OCR-Free Transcript Alignment
Published in International Conference on Document Analysis and Recognition (ICDAR), Washington DC, 2013
Recommended citation: Tal Hassner, Lior Wolf, and Nachum Dershowitz. OCR-Free Transcript Alignment. International Conference on Document Analysis and Recognition (ICDAR), Washington DC, 2013.
Abstract
Recent large-scale digitization and preservation efforts have made images of original manuscripts, accompanied by transcripts, commonly available. An important challenge, for which no practical system exists, is that of aligning transcript letters to their coordinates in manuscript images. Here we propose a system that directly matches the image of a historical text with a synthetic image created from the transcript for the purpose. This, rather than attempting to recognize individual letters in the manuscript image using optical character recognition (OCR). Our method matches the pixels of the two images by employing a dedicated dense flow mechanism coupled with novel local image descriptors designed to spatially integrate local patch similarities. Matching these pixel representations is performed using a message passing algorithm. The various stages of our method make it robust with respect to document degradation, to variations between script styles and to non-linear image transformations. Robustness, as well as practicality of the system, are verified by comprehensive empirical experiments.

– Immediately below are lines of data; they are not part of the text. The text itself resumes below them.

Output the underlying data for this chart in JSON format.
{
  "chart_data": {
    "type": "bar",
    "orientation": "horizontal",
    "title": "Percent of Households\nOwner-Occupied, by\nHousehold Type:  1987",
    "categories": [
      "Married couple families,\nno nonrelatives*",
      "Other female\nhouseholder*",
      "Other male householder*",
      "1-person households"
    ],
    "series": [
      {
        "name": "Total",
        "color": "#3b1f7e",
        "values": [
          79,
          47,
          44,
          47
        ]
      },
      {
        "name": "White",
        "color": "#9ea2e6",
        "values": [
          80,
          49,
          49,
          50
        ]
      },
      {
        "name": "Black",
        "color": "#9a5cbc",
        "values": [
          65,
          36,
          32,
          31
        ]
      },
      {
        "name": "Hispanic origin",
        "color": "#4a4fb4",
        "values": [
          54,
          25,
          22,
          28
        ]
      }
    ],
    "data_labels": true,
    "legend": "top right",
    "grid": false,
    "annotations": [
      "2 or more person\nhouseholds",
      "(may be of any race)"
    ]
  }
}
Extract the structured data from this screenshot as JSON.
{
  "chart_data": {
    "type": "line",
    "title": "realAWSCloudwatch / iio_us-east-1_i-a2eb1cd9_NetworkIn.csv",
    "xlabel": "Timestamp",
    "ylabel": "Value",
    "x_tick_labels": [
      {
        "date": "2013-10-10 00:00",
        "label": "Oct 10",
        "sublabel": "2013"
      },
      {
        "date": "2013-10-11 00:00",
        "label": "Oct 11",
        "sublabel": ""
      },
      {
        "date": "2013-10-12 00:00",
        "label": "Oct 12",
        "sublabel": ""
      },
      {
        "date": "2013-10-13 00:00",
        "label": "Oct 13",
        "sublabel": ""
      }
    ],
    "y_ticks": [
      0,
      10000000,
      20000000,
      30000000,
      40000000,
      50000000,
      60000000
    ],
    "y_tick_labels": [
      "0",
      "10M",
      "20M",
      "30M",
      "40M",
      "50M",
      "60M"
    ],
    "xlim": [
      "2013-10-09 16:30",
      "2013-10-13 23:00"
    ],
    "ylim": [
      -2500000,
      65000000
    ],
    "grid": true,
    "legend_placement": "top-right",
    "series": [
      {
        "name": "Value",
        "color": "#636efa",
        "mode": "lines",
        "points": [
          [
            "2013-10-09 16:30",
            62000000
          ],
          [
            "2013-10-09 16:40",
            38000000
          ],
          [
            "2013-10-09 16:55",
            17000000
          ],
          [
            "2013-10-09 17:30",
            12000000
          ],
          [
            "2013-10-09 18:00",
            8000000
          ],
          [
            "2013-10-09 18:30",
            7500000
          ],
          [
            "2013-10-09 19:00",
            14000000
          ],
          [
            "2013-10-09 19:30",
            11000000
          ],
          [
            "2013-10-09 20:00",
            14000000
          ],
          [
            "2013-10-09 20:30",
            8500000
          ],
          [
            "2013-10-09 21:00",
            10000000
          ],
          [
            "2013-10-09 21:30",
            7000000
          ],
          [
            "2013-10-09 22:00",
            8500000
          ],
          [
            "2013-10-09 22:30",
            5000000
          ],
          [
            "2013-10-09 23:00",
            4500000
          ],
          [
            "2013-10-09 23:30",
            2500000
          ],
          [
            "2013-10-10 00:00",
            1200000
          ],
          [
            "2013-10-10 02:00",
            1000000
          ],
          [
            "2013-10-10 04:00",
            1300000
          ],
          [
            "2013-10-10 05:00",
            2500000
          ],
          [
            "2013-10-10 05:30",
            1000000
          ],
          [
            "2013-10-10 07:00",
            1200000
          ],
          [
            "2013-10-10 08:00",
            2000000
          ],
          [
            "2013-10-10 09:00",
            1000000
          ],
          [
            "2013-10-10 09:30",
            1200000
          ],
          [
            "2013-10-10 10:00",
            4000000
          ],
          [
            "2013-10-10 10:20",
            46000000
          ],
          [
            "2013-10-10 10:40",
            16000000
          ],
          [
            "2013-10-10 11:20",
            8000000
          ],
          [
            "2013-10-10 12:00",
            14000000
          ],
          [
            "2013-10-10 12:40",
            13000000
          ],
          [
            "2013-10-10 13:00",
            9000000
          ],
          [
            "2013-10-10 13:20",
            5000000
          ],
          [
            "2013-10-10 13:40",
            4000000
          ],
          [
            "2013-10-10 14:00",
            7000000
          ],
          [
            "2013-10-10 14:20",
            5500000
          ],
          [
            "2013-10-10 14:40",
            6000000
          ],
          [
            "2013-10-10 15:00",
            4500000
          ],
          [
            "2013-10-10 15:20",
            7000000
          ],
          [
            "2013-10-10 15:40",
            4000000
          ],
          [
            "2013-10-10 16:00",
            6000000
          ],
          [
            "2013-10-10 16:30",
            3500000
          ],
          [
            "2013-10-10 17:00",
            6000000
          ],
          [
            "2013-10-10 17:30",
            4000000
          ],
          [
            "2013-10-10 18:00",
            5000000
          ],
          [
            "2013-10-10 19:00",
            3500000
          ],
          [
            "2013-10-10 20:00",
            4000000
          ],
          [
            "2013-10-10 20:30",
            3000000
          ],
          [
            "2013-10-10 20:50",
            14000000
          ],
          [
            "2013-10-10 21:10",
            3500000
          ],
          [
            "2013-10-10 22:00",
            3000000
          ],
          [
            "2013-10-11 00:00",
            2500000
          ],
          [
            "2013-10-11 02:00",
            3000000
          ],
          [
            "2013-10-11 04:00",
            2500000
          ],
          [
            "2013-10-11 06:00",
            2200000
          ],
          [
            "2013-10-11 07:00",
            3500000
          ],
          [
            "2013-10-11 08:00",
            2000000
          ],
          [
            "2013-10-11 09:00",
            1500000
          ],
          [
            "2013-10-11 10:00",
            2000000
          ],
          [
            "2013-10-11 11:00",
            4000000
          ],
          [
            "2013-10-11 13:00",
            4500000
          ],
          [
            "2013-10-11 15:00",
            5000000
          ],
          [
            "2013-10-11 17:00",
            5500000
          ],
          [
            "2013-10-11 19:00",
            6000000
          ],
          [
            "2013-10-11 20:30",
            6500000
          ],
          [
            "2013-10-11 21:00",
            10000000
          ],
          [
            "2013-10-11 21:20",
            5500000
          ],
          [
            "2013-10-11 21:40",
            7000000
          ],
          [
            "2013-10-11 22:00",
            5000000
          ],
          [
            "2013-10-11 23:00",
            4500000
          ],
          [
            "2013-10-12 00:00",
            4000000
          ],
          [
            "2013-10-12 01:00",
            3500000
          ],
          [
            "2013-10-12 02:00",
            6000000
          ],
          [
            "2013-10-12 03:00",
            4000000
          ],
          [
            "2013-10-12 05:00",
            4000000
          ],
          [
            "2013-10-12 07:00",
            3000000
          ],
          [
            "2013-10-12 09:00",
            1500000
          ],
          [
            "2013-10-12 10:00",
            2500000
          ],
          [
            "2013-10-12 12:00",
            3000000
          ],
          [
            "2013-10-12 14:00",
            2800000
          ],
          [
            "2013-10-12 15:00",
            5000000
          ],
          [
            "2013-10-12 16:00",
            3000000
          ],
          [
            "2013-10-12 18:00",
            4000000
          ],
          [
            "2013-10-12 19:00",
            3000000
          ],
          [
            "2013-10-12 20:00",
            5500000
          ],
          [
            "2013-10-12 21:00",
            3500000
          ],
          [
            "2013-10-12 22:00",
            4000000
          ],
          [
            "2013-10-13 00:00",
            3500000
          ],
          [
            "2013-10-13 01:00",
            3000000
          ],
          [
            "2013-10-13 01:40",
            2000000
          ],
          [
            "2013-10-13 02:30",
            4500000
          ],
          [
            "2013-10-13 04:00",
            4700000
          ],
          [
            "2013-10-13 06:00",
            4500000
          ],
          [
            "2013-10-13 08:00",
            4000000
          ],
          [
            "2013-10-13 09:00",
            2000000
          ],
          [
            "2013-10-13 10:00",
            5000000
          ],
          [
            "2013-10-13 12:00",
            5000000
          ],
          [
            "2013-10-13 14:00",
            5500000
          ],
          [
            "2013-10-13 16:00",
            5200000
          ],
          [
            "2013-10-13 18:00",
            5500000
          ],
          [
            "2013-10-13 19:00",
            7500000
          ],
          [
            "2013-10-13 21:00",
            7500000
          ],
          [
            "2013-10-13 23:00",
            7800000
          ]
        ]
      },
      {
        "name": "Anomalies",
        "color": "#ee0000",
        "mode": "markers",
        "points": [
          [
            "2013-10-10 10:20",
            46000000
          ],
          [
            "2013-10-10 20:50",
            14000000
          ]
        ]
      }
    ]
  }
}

The stages of the proposed dense-flow method. (a) Our input is a historical manuscript image, along with a line-by-line transcript of the text. (b, left) Each manuscript line is binarized, horizontally projected and trimmed; (b, right) the matching transcript line is rendered using an appropriate font to produce a matching reference image. (c) FPLBP codes [Wolf, Hassner, and Taigman, ECCVw, 2008] are produced for the two images (shown color coded). (d) Each pixel is represented by a 16-valued, weighted histogram of the FPLBP codes in its elongated neighborhood. A SIFT flow [Liu, Yuen, and Torralba, TPAMI 2011] variant is then applied to form dense correspondences between these representations in the two views. (e) The output flow (color coded) assigns a matching pixel from the rendered image, along with its known character label, to each pixel in the manuscript line image.